At March 31, 2014, we held $29.8 million in cash and cash equivalents and
short-term investments, an increase of $1.1 million from $28.7 million at
December 31, 2013. Our cash flows from operating, investing, and financing
activities, as reflected in the Condensed Consolidated Statements of Cash Flows,
are summarized as follows (dollars in thousands):

                                                               Three Months Ending
                                                                    March 31,
                                                             2014               2013
Cash provided by (used in):
Operating activities                                     $       1,818      $     (1,029 )
Investing activities                                               (76 )           2,680
Financing activities                                              (464 )            (231 )
Net effect of exchange rate changes on cash and cash
equivalents                                                       (145 )             (97 )
Net increase in cash and cash equivalents                $       1,133      $      1,323

Cash provided by operating activities was $1.8 million for the three months ended March 31, 2014 compared to cash used in operating activities of $1.0 million for the same period of 2013. The increase in cash from operating activities was a result of positive changes in working capital, offset partially by decreased earnings of $1.4 million in the three months ended March 31, 2014 compared with 2013. We continue to closely manage working capital with particular focus on ensuring timely collection of outstanding patient receivables and the management of our trade payable obligations. Efforts have continued regarding cost control and cash conservation in order to maintain efficiencies in many discretionary areas.

At March 31, 2014, working capital amounted to $19.8 million compared to $20.4 million at December 31, 2013. Liquid assets (cash and cash equivalents, short-term investments and accounts receivable) amounted to 200.5% of current liabilities at March 31, 2014, compared to 186.1% at December 31, 2013.


We continue to offer our own patient financing. As of March 31, 2014, we had $4.4 million in patient receivables, net of allowance for doubtful accounts, which was an increase of $230,000, or 5.5% from December 31, 2013. In 2014, the amount of revenue internally financed has remained unchanged compared to 2013 at approximately 7% of gross revenues. We continually monitor the allowance for doubtful accounts and will adjust our lending criteria or require greater down payments if our experience indicates it is necessary. However, our ability to collect patient accounts depends, in part, on overall economic conditions. Bad debt expense was approximately 1.5% of revenue for the three months ended March 31, 2014 and less than 1% for the three months ended March 31, 2013.

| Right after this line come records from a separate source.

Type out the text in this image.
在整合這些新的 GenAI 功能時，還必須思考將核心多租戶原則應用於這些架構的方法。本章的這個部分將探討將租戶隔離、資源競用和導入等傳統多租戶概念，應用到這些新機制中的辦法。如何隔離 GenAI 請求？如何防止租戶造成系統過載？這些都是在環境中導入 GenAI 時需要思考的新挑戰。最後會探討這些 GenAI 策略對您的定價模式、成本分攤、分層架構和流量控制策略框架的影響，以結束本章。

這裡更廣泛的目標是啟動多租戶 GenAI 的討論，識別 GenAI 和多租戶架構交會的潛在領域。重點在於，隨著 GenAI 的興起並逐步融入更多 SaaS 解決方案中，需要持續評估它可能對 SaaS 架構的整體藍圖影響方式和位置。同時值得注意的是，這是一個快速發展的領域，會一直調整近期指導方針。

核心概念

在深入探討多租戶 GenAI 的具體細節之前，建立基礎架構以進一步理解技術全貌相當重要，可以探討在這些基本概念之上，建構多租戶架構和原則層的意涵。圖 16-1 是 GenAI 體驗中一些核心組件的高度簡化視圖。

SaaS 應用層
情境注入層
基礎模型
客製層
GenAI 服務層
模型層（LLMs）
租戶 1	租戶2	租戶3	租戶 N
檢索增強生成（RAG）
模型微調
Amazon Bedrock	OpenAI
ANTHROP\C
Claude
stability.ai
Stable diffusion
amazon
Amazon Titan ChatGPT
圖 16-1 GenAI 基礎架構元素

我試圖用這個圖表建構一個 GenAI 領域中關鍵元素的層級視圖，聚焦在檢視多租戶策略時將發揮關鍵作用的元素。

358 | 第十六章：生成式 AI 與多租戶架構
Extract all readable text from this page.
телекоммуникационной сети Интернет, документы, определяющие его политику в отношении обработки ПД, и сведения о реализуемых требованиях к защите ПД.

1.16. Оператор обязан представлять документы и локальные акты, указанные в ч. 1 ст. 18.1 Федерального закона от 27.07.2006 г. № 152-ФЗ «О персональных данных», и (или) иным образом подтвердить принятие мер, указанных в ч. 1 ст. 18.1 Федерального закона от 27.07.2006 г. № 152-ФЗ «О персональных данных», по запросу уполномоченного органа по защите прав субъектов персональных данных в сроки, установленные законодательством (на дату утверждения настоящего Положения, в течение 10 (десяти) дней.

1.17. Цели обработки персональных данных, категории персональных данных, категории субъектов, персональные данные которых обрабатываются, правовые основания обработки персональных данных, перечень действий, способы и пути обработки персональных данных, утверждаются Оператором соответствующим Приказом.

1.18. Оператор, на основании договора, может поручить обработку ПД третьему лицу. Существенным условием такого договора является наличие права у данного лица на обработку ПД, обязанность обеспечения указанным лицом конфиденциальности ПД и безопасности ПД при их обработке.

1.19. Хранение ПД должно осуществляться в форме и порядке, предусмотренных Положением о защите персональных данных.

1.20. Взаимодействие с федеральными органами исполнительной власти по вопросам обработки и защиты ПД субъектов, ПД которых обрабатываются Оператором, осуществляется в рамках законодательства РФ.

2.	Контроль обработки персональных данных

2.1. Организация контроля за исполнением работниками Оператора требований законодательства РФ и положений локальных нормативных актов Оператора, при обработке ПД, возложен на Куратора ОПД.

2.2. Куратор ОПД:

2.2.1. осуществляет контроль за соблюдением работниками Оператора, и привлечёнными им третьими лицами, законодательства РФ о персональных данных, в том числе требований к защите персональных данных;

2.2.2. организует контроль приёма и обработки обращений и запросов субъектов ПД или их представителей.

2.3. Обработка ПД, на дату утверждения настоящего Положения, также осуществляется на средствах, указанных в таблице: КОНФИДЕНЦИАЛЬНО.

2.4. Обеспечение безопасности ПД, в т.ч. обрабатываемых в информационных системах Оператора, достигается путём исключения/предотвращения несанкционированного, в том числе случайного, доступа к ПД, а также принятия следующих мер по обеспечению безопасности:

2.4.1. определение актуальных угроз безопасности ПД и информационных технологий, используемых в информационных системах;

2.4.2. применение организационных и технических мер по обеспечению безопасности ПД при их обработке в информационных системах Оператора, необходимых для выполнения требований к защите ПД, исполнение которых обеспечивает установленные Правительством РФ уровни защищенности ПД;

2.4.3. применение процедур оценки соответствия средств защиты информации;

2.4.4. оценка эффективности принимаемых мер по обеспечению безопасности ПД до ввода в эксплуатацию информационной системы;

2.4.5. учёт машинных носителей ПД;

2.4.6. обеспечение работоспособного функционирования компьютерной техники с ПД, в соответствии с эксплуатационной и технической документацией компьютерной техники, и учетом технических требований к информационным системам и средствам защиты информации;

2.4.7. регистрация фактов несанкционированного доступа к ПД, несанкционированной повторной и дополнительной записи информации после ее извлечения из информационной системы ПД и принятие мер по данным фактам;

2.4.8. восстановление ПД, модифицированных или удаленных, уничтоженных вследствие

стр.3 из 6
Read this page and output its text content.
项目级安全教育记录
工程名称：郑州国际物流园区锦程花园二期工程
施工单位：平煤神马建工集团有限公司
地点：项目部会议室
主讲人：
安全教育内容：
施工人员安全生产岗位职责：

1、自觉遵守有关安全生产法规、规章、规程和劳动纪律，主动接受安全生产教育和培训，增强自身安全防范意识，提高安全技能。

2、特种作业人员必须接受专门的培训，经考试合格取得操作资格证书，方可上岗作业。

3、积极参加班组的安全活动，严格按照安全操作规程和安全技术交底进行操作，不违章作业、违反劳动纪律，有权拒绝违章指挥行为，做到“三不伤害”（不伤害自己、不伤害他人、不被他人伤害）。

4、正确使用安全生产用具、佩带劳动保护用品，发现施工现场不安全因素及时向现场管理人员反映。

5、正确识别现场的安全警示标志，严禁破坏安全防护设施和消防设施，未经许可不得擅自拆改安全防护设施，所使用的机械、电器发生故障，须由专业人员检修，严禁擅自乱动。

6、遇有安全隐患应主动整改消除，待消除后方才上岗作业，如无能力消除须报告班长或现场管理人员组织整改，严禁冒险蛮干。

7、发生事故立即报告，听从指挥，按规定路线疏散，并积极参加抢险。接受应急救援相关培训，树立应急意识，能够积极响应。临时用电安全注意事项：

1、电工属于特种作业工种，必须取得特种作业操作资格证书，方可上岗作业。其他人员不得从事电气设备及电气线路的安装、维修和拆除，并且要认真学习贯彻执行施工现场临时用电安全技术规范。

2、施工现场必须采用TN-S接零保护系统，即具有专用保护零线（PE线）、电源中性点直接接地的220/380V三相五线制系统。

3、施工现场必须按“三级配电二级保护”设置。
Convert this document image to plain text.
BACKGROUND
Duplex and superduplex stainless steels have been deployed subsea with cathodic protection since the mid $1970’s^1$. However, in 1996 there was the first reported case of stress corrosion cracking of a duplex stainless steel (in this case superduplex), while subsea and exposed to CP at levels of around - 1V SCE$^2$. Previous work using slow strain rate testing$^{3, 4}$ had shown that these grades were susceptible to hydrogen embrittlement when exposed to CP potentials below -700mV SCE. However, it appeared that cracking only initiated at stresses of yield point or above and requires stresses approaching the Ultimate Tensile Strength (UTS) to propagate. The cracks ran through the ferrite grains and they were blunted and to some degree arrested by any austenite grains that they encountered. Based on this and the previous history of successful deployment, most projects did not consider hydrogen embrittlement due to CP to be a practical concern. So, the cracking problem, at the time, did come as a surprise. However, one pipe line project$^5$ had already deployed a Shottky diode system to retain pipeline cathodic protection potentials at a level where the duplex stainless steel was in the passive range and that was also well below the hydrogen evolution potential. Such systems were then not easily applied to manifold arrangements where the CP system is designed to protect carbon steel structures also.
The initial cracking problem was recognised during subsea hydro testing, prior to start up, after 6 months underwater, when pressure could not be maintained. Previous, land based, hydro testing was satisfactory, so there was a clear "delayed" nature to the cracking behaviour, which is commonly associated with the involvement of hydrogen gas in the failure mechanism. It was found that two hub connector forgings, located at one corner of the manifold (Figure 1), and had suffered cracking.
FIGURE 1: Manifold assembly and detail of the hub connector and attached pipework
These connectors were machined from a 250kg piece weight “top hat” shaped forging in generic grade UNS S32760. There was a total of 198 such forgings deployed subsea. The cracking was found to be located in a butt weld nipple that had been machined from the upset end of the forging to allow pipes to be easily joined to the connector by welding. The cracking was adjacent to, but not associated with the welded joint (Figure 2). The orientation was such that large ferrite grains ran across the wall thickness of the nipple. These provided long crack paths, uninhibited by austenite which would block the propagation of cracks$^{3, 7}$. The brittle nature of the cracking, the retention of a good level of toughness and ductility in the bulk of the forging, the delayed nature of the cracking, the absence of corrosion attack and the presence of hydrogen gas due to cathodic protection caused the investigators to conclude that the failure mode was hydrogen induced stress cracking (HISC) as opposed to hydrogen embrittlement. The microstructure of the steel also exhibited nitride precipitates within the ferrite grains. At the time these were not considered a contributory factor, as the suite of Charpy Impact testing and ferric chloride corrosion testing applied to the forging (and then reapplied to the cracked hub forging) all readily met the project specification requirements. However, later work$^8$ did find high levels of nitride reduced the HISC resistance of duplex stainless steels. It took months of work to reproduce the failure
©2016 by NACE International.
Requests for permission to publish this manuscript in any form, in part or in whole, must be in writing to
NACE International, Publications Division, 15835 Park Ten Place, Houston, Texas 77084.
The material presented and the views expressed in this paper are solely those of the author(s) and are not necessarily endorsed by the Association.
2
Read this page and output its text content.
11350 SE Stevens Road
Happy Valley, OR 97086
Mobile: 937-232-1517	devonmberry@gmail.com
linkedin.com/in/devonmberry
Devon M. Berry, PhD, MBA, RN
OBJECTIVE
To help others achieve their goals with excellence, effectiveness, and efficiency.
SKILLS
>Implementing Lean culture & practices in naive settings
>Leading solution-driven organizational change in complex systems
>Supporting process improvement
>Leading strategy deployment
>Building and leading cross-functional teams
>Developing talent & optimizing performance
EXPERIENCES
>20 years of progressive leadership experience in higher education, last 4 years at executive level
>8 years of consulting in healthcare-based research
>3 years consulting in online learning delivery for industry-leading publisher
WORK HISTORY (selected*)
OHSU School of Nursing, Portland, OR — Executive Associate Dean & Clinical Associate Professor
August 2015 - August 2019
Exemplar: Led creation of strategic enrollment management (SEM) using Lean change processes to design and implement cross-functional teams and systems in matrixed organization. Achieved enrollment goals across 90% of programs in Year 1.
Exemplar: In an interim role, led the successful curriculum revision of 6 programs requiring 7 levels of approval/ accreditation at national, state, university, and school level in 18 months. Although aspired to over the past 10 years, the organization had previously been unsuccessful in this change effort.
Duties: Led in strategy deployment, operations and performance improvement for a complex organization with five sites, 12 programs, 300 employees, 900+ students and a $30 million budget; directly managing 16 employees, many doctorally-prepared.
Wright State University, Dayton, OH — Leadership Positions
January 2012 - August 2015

In 2013, we agreed to purchase for $2.3 million our excimer lasers previously leased from one of our vendors, with payment terms of 36 months at an interest rate of 3.5%. Our outstanding debt balance was $1.7 million at March 31, 2014. Our loan agreement contains no financial covenants and is secured by the lasers purchased.

As of March 31, 2014, the majority of our cash and investment portfolio is comprised of cash and cash equivalents due to the low investment yields in the current market.

We opened one satellite vision center and terminated our agreement with one ophthalmologist who licensed our trademarks during the three months ended March 31, 2014. We opened five satellite vision centers and three licensed vision centers during 2013. Capital expenditures for the three months ended March 31, 2014 and 2013 were $80,000 and $135,000, respectively.

Critical Accounting Estimates

There have been no material changes in the critical accounting policies described in Management's Discussion and Analysis in our Annual Report on Form 10-K for the fiscal year ended December 31, 2013.